Marc Chamberlain. L’espace et le trait d’union

Bon, je l’avoue : mon rapport à la science-fiction comme genre est assez marginal. En littérature, j’ai lu quelques novélisations de Spider-Man et des X-Men à l’adolescence ; plus récemment, je me contente ici et là d’un roman d’Arthur C. Clarke ou bien de Carl Sagan. Au cinéma, ce sont les heavyweights et les classiques qui m’éduquent : le monolithe de 2001 : A Space Odyssey, ou bien les clins d’œil à Joseph Campbell et les pastiches des styles spaghetti western, space-opera, et chanbara chez Star Wars. Pour ce qui en est des jeux vidéo – bof, je vous épargnerai la liste.

Ce qui me surprend toujours, en science-fiction, c’est qu’en dépit des lasers, androïdes, zombies, pandémies, apocalypse, post-apocalypse, extraterrestres, utopies, dystopies, machines à remonter le temps et clones, cette disposition qu’a la nature humaine de vouloir toujours se dépasser sans pour autant se transgresser demeure le véhicule à la fois idéal et idéalisé du genre. C’est bien normal, maintenant que j’y pense : si la science permet à l’espèce humaine de s’imaginer à partir de son passé tout en songeant à son avenir, la fiction permet de fantasmer ce parcours au présent. Peu importe si une œuvre de science-fiction est située dans le futur ou dans un passé ré-imaginé / réapproprié, dans le silence des cosmos ou à l’aube de la civilisation : ce sont les préoccupations de l’imagination humaine au présent qui cherchent à s’exprimer par un rapprochement de la science et de la fiction.

S’il y a science, c’est parce qu’elle existe préalablement à son constat ; s’il y a fiction, c’est parce qu’elle n’existe qu’en étant exprimée. Pour l’être humain, la science, comme la fiction, se veut un travail d’observation, d’innovation, de construction et de déconstruction de mythes. L’expression de la science, comme celle de la fiction, est à la merci d’un travail continu des facultés, des imaginations et des innovations humaines – qui, après tout, ne cherchent qu’à s’exprimer par la voie de réflexions que fait l’être humain sur sa propre nature. La science-fiction, me paraît-il, propose précisément une instance de telles réflexions, où expérience humaine joint et broie son propre potentiel à celui de la science et de la fiction.

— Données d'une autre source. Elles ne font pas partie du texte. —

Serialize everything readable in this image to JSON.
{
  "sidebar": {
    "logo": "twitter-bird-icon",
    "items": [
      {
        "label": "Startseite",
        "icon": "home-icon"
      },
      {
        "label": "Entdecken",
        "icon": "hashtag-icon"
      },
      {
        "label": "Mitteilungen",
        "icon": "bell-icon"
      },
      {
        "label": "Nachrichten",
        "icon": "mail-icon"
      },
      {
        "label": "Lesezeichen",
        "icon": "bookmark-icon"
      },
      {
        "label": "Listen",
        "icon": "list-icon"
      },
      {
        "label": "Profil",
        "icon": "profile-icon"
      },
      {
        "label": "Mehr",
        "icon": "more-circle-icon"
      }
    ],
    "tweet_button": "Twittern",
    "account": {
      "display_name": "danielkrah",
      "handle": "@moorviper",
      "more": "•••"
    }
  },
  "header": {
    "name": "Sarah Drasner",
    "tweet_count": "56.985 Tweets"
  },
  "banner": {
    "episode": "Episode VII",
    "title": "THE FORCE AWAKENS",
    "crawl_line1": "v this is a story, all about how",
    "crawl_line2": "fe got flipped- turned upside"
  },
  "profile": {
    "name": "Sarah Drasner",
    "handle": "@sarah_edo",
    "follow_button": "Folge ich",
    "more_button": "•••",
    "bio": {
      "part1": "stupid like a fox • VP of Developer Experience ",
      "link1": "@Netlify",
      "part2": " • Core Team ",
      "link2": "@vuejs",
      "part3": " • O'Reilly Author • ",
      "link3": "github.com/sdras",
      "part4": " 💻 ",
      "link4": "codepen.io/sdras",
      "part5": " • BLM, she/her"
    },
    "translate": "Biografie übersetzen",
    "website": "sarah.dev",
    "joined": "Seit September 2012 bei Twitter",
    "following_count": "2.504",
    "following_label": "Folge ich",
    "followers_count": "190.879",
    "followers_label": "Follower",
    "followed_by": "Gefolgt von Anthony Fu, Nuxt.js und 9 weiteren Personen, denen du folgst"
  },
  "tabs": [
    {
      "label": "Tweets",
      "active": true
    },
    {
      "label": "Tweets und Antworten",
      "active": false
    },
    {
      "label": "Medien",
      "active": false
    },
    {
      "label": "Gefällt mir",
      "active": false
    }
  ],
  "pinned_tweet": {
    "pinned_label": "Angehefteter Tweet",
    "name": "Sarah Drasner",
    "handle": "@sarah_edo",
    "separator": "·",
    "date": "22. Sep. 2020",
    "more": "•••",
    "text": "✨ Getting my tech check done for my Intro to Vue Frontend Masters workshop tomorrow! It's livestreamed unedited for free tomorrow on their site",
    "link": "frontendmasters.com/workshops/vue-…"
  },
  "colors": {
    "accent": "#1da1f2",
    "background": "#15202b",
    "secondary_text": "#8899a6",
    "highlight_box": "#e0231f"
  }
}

C’est peut-être en ce sens que lorsque je pense science-fiction, je pense à sci-fi. Je demeure fixé sur la physiologie-même de la contraction : sci – trait d’union – fi. C’est bien à l’intérieur de cet espace qu’occupe le trait d’union que j’observe ce travail de broyage entre sci et fi. Les textes de ce numéro, ainsi que les illustrations qui les accompagnent, opèrent justement à l’intérieur de cet espace fécond, un espace à l’intérieur duquel on cherche à manifester, articuler, tout en imaginant non seulement notre humanité, mais la place qu’occupe celle-ci à l’intérieur d’une cosmogonie qui retrouve peut-être ses propres origines in a galaxy far, far away… ou bien sur une petite île quelque part à Bouctouche.